Yesterday, I was attending the GTK developers meeting and I was asked by Federico what performances the BookmarkFile parser yields. I replied:

  ebassi:  f_lunch, I/O plays a big role. a file with 3000 bookmarks gets
           parsed in 2 seconds, more or less (cold cache).
  ebassi:  f_lunch, which, I think, is as good as it gets
  ebassi:  (3000 bookmarks == ~1.5 MB on disk)
  f_lunch: ebassi: any estimates for a 120 KB file?  my ~/.recently-used
           is 120 KB right now
  f_lunch: that would be 0.2 sec
  f_lunch: too slow :)

I did some more tests, with my profiling code turned off, just in order to measure raw timings (using /usr/bin/time), and it seems that I was wrong (and with this being my code and my brain-child I’m somewhat concerned on the state of my memory). The numbers returned by /usr/bin/time are 270% better (with cold cache):

  $ /usr/bin/time ./testbookmarkfile
  3360 bookmarks loaded successfully.
  0.74user 0.01system 0:00.83elapsed 91%CPU (0avgtext+0avgdata 0maxresident)k
  0inputs+0outputs (0major+1297minor)pagefaults 0swaps

And, in a warm cache case it yields timings that are 500% better than what I presumed:

  $ /usr/bin/time ./testbookmarkfile
  3360 bookmarks loaded successfully.
  0.35user 0.01system 0:00.43elapsed 86%CPU (0avgtext+0avgdata 0maxresident)k
  0inputs+0outputs (0major+1298minor)pagefaults 0swaps

The file-size is:

  $ ls -lk test-file.xbel | awk '{ print $5; }'

Which is ten times the size of Federico’s ~/.recently-used file. And this, I think, is as good as it gets. Further optimizations would be moving the namespace resolution inside GMarkup, and also the constant time accessing to an element’s attributes. These optimizations would remove the O(n) (where n := number of attributes) scans of the attributes list that the GBookmarkFile parser does when checking the attributes payload and when building the namespaces resolution hashtable.

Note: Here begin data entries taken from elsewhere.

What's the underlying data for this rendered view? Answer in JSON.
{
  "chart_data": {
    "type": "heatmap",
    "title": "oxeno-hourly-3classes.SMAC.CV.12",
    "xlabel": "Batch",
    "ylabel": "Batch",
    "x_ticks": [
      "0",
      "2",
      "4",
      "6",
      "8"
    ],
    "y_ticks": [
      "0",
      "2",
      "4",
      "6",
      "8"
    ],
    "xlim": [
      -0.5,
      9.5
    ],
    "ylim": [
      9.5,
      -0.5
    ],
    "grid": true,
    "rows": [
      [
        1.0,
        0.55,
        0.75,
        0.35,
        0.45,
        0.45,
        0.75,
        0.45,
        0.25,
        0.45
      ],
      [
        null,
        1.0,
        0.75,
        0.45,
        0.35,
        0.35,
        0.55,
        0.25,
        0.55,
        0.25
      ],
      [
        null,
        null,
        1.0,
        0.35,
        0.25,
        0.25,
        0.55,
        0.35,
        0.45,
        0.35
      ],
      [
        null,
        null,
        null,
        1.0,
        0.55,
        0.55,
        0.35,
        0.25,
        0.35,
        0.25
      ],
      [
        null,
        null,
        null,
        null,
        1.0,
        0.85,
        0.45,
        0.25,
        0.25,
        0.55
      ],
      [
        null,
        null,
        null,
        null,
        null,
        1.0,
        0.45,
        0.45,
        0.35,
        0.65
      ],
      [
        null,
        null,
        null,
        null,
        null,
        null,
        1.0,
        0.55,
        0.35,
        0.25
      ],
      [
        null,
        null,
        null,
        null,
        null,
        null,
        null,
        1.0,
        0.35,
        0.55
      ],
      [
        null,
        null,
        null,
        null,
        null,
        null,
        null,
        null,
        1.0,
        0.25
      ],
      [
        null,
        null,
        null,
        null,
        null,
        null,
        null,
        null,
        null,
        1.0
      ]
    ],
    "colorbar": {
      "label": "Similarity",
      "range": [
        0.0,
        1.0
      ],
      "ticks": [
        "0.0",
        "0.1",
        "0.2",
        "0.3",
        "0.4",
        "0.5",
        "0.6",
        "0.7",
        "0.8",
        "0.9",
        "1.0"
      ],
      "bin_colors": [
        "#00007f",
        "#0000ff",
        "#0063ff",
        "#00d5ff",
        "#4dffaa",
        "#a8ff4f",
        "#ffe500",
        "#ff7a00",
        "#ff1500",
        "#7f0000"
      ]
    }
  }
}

Further optimization could target the I/O which, as I said on -devel, plays a big role for reading files bigger than the size of a page of VM; I’d like to try using mmap() when loading files, and check what timings this yields. Also, using mmap() and g_file_set_contents() would remove the need of file locking when reading/writing; right now, I’m using lockf(), which means that I must use O_RD | O_WR when I want to lock a file when reading it – this supposedly generates spurious write events in file monitoring systems like FAM.